Can it be helpful and if I will make these changes to if_bcereg.h don't it breaks network subsystem?

Did anyone seen something similar?

I really love FreeBSD and don't want to migrate to linux ((((

_please F1_


----------



## k.jacker (Apr 17, 2017)

Hey Vladimir,
to me it looks like the reboot after 24h is not related to systemload, but it's the watchdog that times out because your mdp/bgp seems to not function properly.
The Watchdog timer is something that gets enabled in the BIOS and a timeout can be chosen, yours is maybe set to 24 hours. The watchdog timer will increase all the time while beeing reset by the OS from time to time. When the given timeout value i reached (because the computer or a prosess hangs and the timer is not reset in time) then a reboot is initiated, if that doesn't work a hard reset will occur.
Without beeing a watchdog expert, as long as your server gets rebootet normally, I would jump into the BIOS, disable the watchdog and then see if you can track down the problem with your mpd/bgp service. Looks like it's the cause for the watchdog timeout.

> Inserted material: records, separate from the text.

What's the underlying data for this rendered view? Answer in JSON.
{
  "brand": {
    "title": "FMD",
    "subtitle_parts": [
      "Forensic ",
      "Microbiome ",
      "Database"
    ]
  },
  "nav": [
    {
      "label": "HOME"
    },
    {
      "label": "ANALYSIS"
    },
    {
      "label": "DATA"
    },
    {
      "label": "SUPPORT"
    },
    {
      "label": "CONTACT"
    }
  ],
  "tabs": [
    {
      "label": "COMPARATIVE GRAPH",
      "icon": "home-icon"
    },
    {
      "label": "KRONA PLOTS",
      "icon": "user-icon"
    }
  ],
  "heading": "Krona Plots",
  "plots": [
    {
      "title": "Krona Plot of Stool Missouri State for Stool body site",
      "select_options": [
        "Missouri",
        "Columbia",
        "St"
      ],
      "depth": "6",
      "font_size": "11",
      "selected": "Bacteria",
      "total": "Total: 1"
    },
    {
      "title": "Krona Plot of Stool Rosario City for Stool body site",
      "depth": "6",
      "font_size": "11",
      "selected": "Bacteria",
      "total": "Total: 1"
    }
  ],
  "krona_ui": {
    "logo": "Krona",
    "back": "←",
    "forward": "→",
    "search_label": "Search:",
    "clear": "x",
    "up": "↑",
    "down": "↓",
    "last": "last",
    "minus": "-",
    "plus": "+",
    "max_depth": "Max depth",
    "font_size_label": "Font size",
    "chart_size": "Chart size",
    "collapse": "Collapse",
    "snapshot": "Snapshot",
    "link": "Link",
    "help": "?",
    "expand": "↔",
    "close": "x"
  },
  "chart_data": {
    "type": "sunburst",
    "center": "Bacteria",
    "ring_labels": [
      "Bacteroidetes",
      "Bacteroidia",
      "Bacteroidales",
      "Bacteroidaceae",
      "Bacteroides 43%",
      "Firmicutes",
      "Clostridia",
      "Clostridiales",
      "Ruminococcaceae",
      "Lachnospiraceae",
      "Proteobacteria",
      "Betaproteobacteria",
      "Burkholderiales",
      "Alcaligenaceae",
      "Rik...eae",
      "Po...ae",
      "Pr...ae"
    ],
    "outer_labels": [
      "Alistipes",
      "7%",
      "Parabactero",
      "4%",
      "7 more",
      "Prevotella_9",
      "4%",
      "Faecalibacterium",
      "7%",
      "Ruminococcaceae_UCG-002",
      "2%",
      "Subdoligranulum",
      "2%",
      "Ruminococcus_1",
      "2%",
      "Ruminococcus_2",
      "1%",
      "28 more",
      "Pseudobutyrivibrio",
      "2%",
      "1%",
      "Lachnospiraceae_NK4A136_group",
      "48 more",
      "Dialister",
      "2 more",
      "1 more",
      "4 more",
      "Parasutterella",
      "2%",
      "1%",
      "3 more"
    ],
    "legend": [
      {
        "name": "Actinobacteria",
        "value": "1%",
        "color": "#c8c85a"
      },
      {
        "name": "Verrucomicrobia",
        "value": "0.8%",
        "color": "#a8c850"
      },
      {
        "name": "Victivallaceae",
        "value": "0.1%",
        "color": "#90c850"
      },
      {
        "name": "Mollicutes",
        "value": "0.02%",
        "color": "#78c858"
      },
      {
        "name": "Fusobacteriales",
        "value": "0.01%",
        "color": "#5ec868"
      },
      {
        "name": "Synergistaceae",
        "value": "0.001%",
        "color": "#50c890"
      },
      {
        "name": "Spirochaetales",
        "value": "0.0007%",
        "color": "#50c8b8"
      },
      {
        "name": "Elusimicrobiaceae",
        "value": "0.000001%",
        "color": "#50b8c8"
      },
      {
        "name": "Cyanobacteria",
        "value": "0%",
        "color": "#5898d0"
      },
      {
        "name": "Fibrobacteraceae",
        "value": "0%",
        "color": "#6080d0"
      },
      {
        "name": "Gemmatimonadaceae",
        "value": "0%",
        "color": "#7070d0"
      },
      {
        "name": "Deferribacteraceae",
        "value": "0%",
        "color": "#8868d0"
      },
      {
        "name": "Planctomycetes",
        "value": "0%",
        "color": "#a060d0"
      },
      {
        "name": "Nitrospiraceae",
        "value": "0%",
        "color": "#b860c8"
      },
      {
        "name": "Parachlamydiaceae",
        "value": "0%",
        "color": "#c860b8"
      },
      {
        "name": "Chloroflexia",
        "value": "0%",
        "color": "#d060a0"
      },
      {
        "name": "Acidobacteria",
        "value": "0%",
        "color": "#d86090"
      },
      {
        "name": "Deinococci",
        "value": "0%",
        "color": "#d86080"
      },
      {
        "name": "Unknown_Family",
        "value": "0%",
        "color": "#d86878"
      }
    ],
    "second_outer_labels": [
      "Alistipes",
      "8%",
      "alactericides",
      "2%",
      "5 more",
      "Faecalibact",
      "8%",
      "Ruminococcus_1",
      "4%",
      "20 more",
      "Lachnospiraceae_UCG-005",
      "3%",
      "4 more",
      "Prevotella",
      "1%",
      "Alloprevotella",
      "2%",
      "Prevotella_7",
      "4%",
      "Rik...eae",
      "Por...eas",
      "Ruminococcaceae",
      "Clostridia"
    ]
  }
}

I am not at home at the moment so not sure... but i think there might be a /dev/watchdog where you could check out the current value and see if it gets reset from time to time.

Matthias


----------



## Vladimir Vlasov (Apr 17, 2017)

Thank you for your attention

I've checked /dev/watchdog, but it's not exist.
service watchdogd not running too

unfortunately it seems like broadcom internal watchdog ((

I can't check  BIOS settings cause it's full of users server and it's using actively right now  ((


----------